The Labour party is well aware of the advantage it holds - despite sources who spoke to PoliticsHome expecting the Brexit Party to take the seat. “If we are going to win it will be the fact that we have got that infrastructure - we have got that data - and the Brexit Party don’t have that,” a source explains. But they add: “It’s not looking great.” There has been some surprise for Labour that the Onasanya issue has not been hung around its neck, and it has been given a boost by usually non-voters or Lib Dem and Green supporters eager to vote tactically stop Farage winning a seat. But one Labour MP who has spent time campaigning in the seat thinks the party is done for regardless. “I think we’re going to get thumped,” they told PoliticsHome. “Most of the people I spoke to on the doorstep were saying they haven’t made their minds up. But as an experienced canvasser you know that’s a lie. When they say that so close to polling day it’s because they are not going to vote for you.”
Labour suffered an extra blow when its candidate Lisa Forbes was forced to apologise at the weekend after it emerged she liked a social media post that claimed Theresa May had a “Zionist Slave Masters agenda” and commented on a thread which claimed Isis was created and funded by the CIA and Mossad. She argued she had not been engaging with those specific points in both incidents. Forbes was approached by PoliticsHome for comment.
Another problem for the party is that it could lose votes to the Remain-backing parties, the Lib Dems and Greens, since it has no clear position on Brexit itself. Keiran Pedley from IpsosMORI says it would “not be a shock to see the Lib Dems poll ahead of Labour”. He adds: “They did it in the European elections and they have been seeing huge increases in support in Westminster voting intention polling recently.”
Lib Dem candidate and local businesswoman Beki Sellick agrees that the European elections were a “kick up the arse” for anti-Brexit campaigners, meaning growing support for Farage is boosting the Lib Dem vote. “There are two main parties in this country now,” she tells PoliticsHome. “They are the Brexit Party and us.

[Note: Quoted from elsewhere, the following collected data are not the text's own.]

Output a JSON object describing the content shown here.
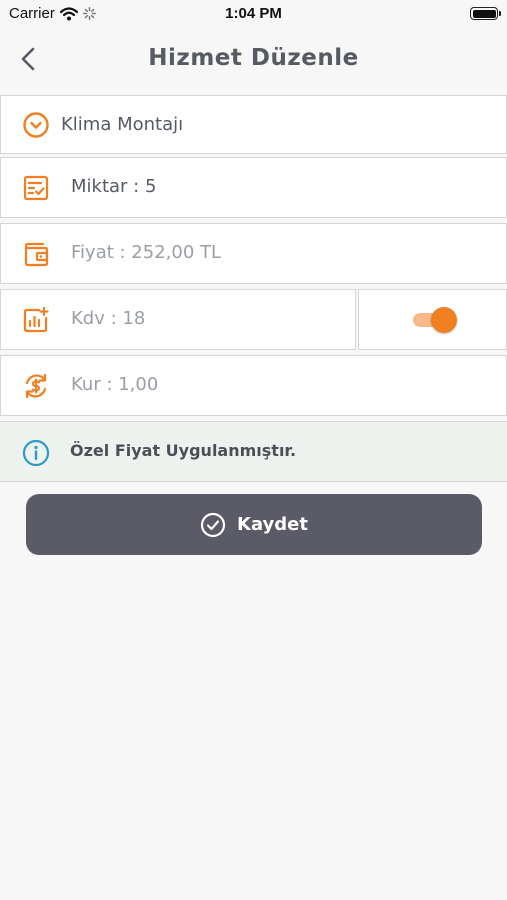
{
  "status_bar": {
    "carrier": "Carrier",
    "time": "1:04 PM",
    "icons": [
      "wifi-icon",
      "activity-spinner-icon",
      "battery-icon"
    ]
  },
  "nav": {
    "title": "Hizmet Düzenle",
    "back_icon": "chevron-left-icon"
  },
  "form": {
    "service": {
      "value": "Klima Montajı",
      "icon": "chevron-down-circle-icon"
    },
    "quantity": {
      "text": "Miktar : 5",
      "icon": "checklist-icon"
    },
    "price": {
      "text": "Fiyat : 252,00 TL",
      "icon": "wallet-icon"
    },
    "vat": {
      "text": "Kdv : 18",
      "icon": "chart-plus-icon",
      "toggle_on": true
    },
    "rate": {
      "text": "Kur : 1,00",
      "icon": "currency-exchange-icon"
    }
  },
  "info": {
    "text": "Özel Fiyat Uygulanmıştır.",
    "icon": "info-icon"
  },
  "actions": {
    "save_label": "Kaydet",
    "save_icon": "check-circle-icon"
  },
  "colors": {
    "accent": "#f07f22",
    "info_icon": "#2a9bc4",
    "button_bg": "#5a5b66",
    "background": "#f7f7f7"
  }
}
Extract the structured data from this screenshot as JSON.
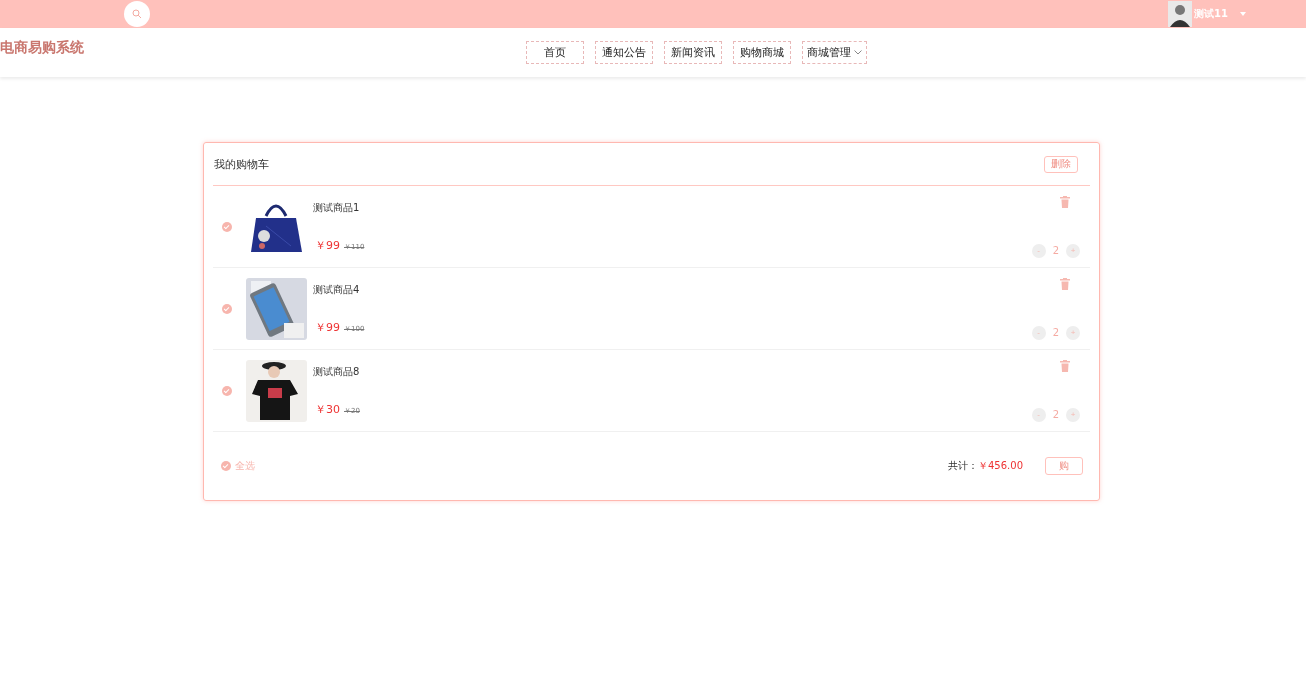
{
  "top_bar": {
    "user": {
      "name": "测试11"
    }
  },
  "header": {
    "logo": "电商易购系统",
    "nav": [
      {
        "label": "首页",
        "dropdown": false
      },
      {
        "label": "通知公告",
        "dropdown": false
      },
      {
        "label": "新闻资讯",
        "dropdown": false
      },
      {
        "label": "购物商城",
        "dropdown": false
      },
      {
        "label": "商城管理",
        "dropdown": true
      }
    ]
  },
  "cart": {
    "title": "我的购物车",
    "delete_button": "删除",
    "items": [
      {
        "name": "测试商品1",
        "price": "￥99",
        "original_price": "￥110",
        "quantity": "2",
        "minus": "-",
        "plus": "+",
        "checked": true,
        "kind": "picture"
      },
      {
        "name": "测试商品4",
        "price": "￥99",
        "original_price": "￥100",
        "quantity": "2",
        "minus": "-",
        "plus": "+",
        "checked": true,
        "kind": "picture"
      },
      {
        "name": "测试商品8",
        "price": "￥30",
        "original_price": "￥20",
        "quantity": "2",
        "minus": "-",
        "plus": "+",
        "checked": true,
        "kind": "picture"
      }
    ],
    "footer": {
      "select_all": {
        "label": "全选",
        "checked": true
      },
      "total_label": "共计：",
      "total": "￥456.00",
      "checkout_button": "购"
    }
  }
}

And if you want to not have a Nigel Farage MP then you need to vote for the Liberal Democrats.”
She brands the vote "a Brexit by-election" - and notes that only the two opposing forces on Brexit are willing to talk about it during the campaign. Indeed, Labour has been focused on the NHS and other public services issues, while the Tory candidate has been complaining about fly-tipping and the failure of the (Tory) council which has failed to fix the issue. The Brexit Party and Lib Dems have their local gripes too, but it is clear where their campaign foundations lie.
A win for the Brexit Party will be a fresh kick in the teeth for the two main parties at Westminster. For Labour it will reaffirm the need to take a solid stance on Brexit, especially if it loses votes to the Lib Dems the way it did at the European elections. But the Conservatives will feel the pressure even more keenly at a time when they are highly vulnerable. Leadership candidates are falling over themselves to appeal to a doggedly pro-Brexit membership, and could be willing to go more extreme the more they feel Farage breathing down their necks. A Brexit Party source says: “If this is a Brexit Party success it will send massive shockwaves into the Tory leadership campaign.” It is hard to disagree.